Moore Paul A, Hersh Elliot V, Papas Athena S, Goodson J Max, Yagiela John A, Rutherford Bruce, Rogy Seigried, Navalta Laura
Department of Anesthesiology, School of Dental Medicine, University of Pittsburgh, Pittsburgh, PA 15261, USA.
Anesth Prog. 2008 Summer;55(2):40-8. doi: 10.2344/0003-3006(2008)55[40:POLWEF]2.0.CO;2.
Phentolamine mesylate accelerates recovery from oral soft tissue anesthesia in patients who have received local anesthetic injections containing a vasoconstrictor. The proposed mechanism is that phentolamine, an alpha-adrenergic antagonist, blocks the vasoconstriction associated with the epinephrine used in dental anesthetic formulations, thus enhancing the systemic absorption of the local anesthetic from the injection site. Assessments of the pharmacokinetics of lidocaine and phentolamine, and the impact of phentolamine on the pharmacokinetics of lidocaine with epinephrine were performed to characterize this potentially valuable strategy. The blood levels of phentolamine were determined following its administration intraorally and intravenously. Additionally, the effects of phentolamine mesylate on the pharmacokinetics of intraoral injections of lidocaine with epinephrine were evaluated. Sixteen subjects were enrolled in this phase 1 trial, each receiving 4 drug treatments: 1 cartridge lidocaine/epinephrine followed after 30 minutes by 1 cartridge phentolamine (1L1P), 1 cartridge phentolamine administered intravenously (1Piv), 4 cartridges lidocaine/epinephrine followed after 30 minutes by 2 cartridges phentolamine (4L2P), and 4 cartridges lidocaine/epinephrine followed by no phentolamine (4L). Pharmacokinetic parameters estimated for phentolamine, lidocaine, and epinephrine included peak plasma concentration (Cmax), time to peak plasma concentration (Tmax), area under the plasma concentration-time curve from 0 to the last time point (AUClast) or from time 0 to infinity (AUCinf), elimination half-life (t1/2), clearance (CL), and volume of distribution (Vd). The phentolamine Tmax occurred earlier following the intravenous administration of 1Piv (7 minutes than following its submucosal administration in treatment 1L1P (15 minutes) or 4L2P (11 minutes). The phentolamine t1/2, CL, and Vd values were similar for 1L1P, 1Piv, and 4L2P. The Tmax for lidocaine occurred later and the Cmax for lidocaine was slightly higher when comparing the 4L2P treatment and the 4L treatment. The phentolamine-induced delay of the lidocaine Tmax likely represents phentolamine's ability to accelerate the systemic absorption of lidocaine from oral tissues into the systemic circulation.

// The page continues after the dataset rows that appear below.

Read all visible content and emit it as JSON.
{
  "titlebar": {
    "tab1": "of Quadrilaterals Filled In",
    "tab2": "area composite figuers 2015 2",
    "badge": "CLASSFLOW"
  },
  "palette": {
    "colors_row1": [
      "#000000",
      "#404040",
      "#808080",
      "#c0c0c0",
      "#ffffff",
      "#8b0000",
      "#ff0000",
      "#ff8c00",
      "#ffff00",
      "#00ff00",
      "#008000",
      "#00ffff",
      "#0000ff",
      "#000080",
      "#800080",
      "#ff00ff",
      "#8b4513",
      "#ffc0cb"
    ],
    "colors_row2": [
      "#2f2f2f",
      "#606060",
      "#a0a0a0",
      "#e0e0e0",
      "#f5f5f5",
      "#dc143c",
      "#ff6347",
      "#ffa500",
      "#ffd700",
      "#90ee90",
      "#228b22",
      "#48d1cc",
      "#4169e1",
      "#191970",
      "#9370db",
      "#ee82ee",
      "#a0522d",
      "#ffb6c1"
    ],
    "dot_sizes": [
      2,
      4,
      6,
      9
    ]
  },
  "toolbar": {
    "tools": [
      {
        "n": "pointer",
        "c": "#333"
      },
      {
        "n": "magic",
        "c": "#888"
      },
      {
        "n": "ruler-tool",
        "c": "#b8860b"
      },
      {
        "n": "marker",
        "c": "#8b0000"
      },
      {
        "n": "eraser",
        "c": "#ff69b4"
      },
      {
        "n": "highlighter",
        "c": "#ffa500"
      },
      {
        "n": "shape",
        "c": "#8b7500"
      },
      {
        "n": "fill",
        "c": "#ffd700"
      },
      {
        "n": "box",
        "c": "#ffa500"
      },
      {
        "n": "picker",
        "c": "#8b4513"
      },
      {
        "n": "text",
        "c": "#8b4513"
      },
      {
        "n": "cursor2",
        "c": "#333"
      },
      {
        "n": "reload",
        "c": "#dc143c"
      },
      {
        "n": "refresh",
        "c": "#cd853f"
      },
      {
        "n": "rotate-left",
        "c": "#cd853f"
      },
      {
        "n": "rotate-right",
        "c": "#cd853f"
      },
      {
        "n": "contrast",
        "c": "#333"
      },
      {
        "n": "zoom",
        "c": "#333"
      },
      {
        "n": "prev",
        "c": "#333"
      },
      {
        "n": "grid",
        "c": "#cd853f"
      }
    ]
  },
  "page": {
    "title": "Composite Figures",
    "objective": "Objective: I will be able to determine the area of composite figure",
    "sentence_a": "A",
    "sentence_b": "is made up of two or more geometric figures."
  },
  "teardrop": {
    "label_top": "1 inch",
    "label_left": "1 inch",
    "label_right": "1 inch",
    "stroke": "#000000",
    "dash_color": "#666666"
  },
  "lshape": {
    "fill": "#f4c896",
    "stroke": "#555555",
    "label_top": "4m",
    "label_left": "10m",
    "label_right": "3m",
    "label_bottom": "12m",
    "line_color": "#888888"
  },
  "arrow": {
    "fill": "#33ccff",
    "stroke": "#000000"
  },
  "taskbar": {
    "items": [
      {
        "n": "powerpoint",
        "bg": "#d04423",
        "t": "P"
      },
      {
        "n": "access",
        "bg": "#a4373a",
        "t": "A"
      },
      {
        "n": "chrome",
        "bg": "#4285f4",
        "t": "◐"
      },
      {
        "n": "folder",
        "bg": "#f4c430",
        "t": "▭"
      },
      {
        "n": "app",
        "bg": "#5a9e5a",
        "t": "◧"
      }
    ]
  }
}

甲磺酸酚妥拉明可加速接受含有血管收缩剂的局部麻醉注射患者口腔软组织麻醉的恢复。其推测机制是,酚妥拉明作为一种α-肾上腺素能拮抗剂,可阻断与牙科麻醉制剂中使用的肾上腺素相关的血管收缩,从而增强局部麻醉剂从注射部位的全身吸收。为了表征这一潜在的有价值策略,对利多卡因和酚妥拉明的药代动力学以及酚妥拉明对利多卡因与肾上腺素联合用药药代动力学的影响进行了评估。在口服和静脉给药后测定了酚妥拉明的血药浓度。此外,还评估了甲磺酸酚妥拉明对口腔注射利多卡因与肾上腺素联合用药药代动力学的影响。16名受试者参加了这项1期试验,每人接受4种药物治疗:1支利多卡因/肾上腺素,30分钟后注射1支酚妥拉明(1L1P);静脉注射1支酚妥拉明(1Piv);4支利多卡因/肾上腺素,30分钟后注射2支酚妥拉明(4L2P);4支利多卡因/肾上腺素,不注射酚妥拉明(4L)。酚妥拉明、利多卡因和肾上腺素的药代动力学参数包括血浆峰浓度(Cmax)、达峰时间(Tmax)、从0至最后一个时间点的血浆浓度-时间曲线下面积(AUClast)或从时间0至无穷大的血浆浓度-时间曲线下面积(AUCinf)、消除半衰期(t1/2)、清除率(CL)和分布容积(Vd)。静脉注射1Piv后酚妥拉明的Tmax出现得更早(7分钟),而在治疗1L1P(黏膜下给药,15分钟)或4L2P(黏膜下给药,11分钟)中则较晚。1L1P、1Piv和4L2P的酚妥拉明t1/2、CL和Vd值相似。与4L治疗相比,4L2P治疗中利多卡因的Tmax出现得更晚,利多卡因的Cmax略高。酚妥拉明引起的利多卡因Tmax延迟可能代表酚妥拉明加速利多卡因从口腔组织全身吸收进入体循环的能力。